Abstract:
This study explores the specific role and underlying mechanisms of ALDH5A1 in the chemoresistance of esophageal squamous cell carcinoma (ESCC). The levels of cleaved caspase-3, 4-hydroxynonenal (4-HNE), intracellular Fe2+, and lipid reactive oxygen species (ROS) were evaluated via immunofluorescence. Cell viability and migration were quantified using cell counting kit-8 assays and wound healing assays, respectively. Flow cytometry was utilized to analyze cell apoptosis and ROS production. The concentrations of malondialdehyde (MDA) and reduced glutathione were determined by enzyme-linked immunosorbent assay. Proteome profiling was performed using data-independent acquisition. Additionally, a xenograft mouse model of ESCC was established to investigate the relationship between ALDH5A1 expression and the cisplatin (DDP)-resistance mechanism in vivo. ALDH5A1 is overexpressed in both ESCC patients and ESCC/DDP cells. Silencing of ALDH5A1 significantly enhances the inhibitory effects of DDP treatment on the viability and migration of KYSE30/DDP and KYSE150/DDP cells and promotes apoptosis. Furthermore, it intensifies DDP\'s suppressive effects on tumor volume and weight in nude mice.

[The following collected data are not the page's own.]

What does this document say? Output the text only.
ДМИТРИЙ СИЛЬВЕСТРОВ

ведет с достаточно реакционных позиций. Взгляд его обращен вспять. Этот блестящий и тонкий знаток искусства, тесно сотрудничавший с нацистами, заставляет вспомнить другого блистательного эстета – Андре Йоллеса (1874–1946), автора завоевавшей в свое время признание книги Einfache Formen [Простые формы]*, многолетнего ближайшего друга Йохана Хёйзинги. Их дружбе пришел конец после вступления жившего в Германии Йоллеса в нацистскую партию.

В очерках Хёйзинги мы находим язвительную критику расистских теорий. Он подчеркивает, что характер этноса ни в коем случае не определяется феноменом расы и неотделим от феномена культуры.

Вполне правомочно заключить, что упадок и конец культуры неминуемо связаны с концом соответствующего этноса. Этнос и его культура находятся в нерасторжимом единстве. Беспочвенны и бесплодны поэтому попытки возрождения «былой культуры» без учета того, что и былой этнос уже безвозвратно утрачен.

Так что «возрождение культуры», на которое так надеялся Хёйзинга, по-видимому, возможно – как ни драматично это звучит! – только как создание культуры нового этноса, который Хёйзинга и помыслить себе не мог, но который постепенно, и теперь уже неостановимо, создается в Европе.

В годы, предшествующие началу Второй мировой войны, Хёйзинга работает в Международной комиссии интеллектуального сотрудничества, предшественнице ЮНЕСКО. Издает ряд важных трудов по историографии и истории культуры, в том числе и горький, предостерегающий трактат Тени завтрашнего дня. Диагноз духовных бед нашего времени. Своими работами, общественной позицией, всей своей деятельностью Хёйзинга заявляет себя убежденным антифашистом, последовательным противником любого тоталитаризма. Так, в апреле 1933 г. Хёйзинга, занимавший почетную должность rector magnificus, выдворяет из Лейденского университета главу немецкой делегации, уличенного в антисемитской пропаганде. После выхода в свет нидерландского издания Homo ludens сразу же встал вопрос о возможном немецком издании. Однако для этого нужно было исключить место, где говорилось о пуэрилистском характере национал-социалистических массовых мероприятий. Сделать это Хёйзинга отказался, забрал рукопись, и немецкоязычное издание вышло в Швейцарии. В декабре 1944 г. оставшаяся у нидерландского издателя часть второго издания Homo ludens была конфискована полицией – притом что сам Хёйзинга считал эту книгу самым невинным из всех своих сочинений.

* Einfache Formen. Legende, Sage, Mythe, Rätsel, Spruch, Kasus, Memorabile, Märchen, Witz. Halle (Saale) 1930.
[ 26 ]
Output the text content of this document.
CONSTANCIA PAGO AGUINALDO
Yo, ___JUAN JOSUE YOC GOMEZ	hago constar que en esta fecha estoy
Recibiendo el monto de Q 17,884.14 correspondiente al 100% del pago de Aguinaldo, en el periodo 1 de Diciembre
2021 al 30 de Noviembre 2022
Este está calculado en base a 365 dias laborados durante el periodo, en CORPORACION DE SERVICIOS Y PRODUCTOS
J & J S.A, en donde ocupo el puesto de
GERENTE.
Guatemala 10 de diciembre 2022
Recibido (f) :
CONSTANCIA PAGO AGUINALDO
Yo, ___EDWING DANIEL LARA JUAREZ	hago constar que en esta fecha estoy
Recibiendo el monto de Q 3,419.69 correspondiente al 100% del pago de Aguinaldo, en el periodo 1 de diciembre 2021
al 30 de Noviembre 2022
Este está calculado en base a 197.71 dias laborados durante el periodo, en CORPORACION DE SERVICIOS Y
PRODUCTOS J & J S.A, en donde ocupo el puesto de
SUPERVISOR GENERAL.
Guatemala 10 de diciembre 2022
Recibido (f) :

Gene ontology biological process analysis has shown that ferroptosis plays a crucial role in both KYSE30/DDP cells and KYSE30/DDP cells transfected with si-ALDH5A1. Our in vitro and in vivo experiments demonstrate that DDP treatment promotes the accumulation of ROS, lipid ROS, MDA, LPO, and intracellular Fe2+ content, increases the levels of proteins that promote ferroptosis (ACSL4 and FTH1), and decreases the expression of anti-ferroptosis proteins (SLC7A11, FTL, and GPX4). Silencing of ALDH5A1 further amplifies the regulatory effects of DDP both in vitro and in vivo. ALDH5A1 potentially acts as an oncogene in ESCC chemoresistance. Silencing of ALDH5A1 can reduce DDP resistance in ESCC through promoting ferroptosis signaling pathways. These findings suggest a promising strategy for the treatment of ESCC in clinical practice.
摘要:
本研究探讨ALDH5A1在食管鳞状细胞癌化疗耐药中的作用及其机制。裂解的caspase-3,4-羟基壬烯醛(4-HNE)的水平,胞内Fe2+,和脂质活性氧(ROS)通过免疫荧光进行评估。使用细胞计数试剂盒-8测定和伤口愈合测定对细胞活力和迁移进行定量。分别。流式细胞术用于分析细胞凋亡和ROS产生。用酶联免疫吸附法测定丙二醛(MDA)和还原型谷胱甘肽的浓度。使用独立于数据的采集进行蛋白质组分析。此外,建立ESCC异种移植小鼠模型,研究ALDH5A1表达与体内顺铂(DDP)耐药机制之间的关系。ALDH5A1在ESCC患者和ESCC/DDP细胞中均过表达。ALDH5A1的沉默显著增强DDP处理对KYSE30/DDP和KYSE150/DDP细胞活力和迁移的抑制作用,促进细胞凋亡。此外,它增强了DDP对裸鼠肿瘤体积和重量的抑制作用。基因本体论生物学过程分析表明,铁凋亡在转染si-ALDH5A1的KYSE30/DDP细胞和KYSE30/DDP细胞中起着至关重要的作用。我们的体外和体内实验表明,DDP处理促进ROS的积累,脂质ROS,MDA,LPO,和细胞内Fe2+含量,增加促进铁凋亡的蛋白质(ACSL4和FTH1)的水平,并降低抗铁凋亡蛋白的表达(SLC7A11,FTL,和GPX4)。ALDH5A1的沉默进一步放大了DDP在体外和体内的调节作用。ALDH5A1可能在ESCC化疗耐药中充当癌基因。沉默ALDH5A1可通过促进铁凋亡信号通路降低ESCC对DDP的耐药性。这些发现为临床实践中ESCC的治疗提供了有希望的策略。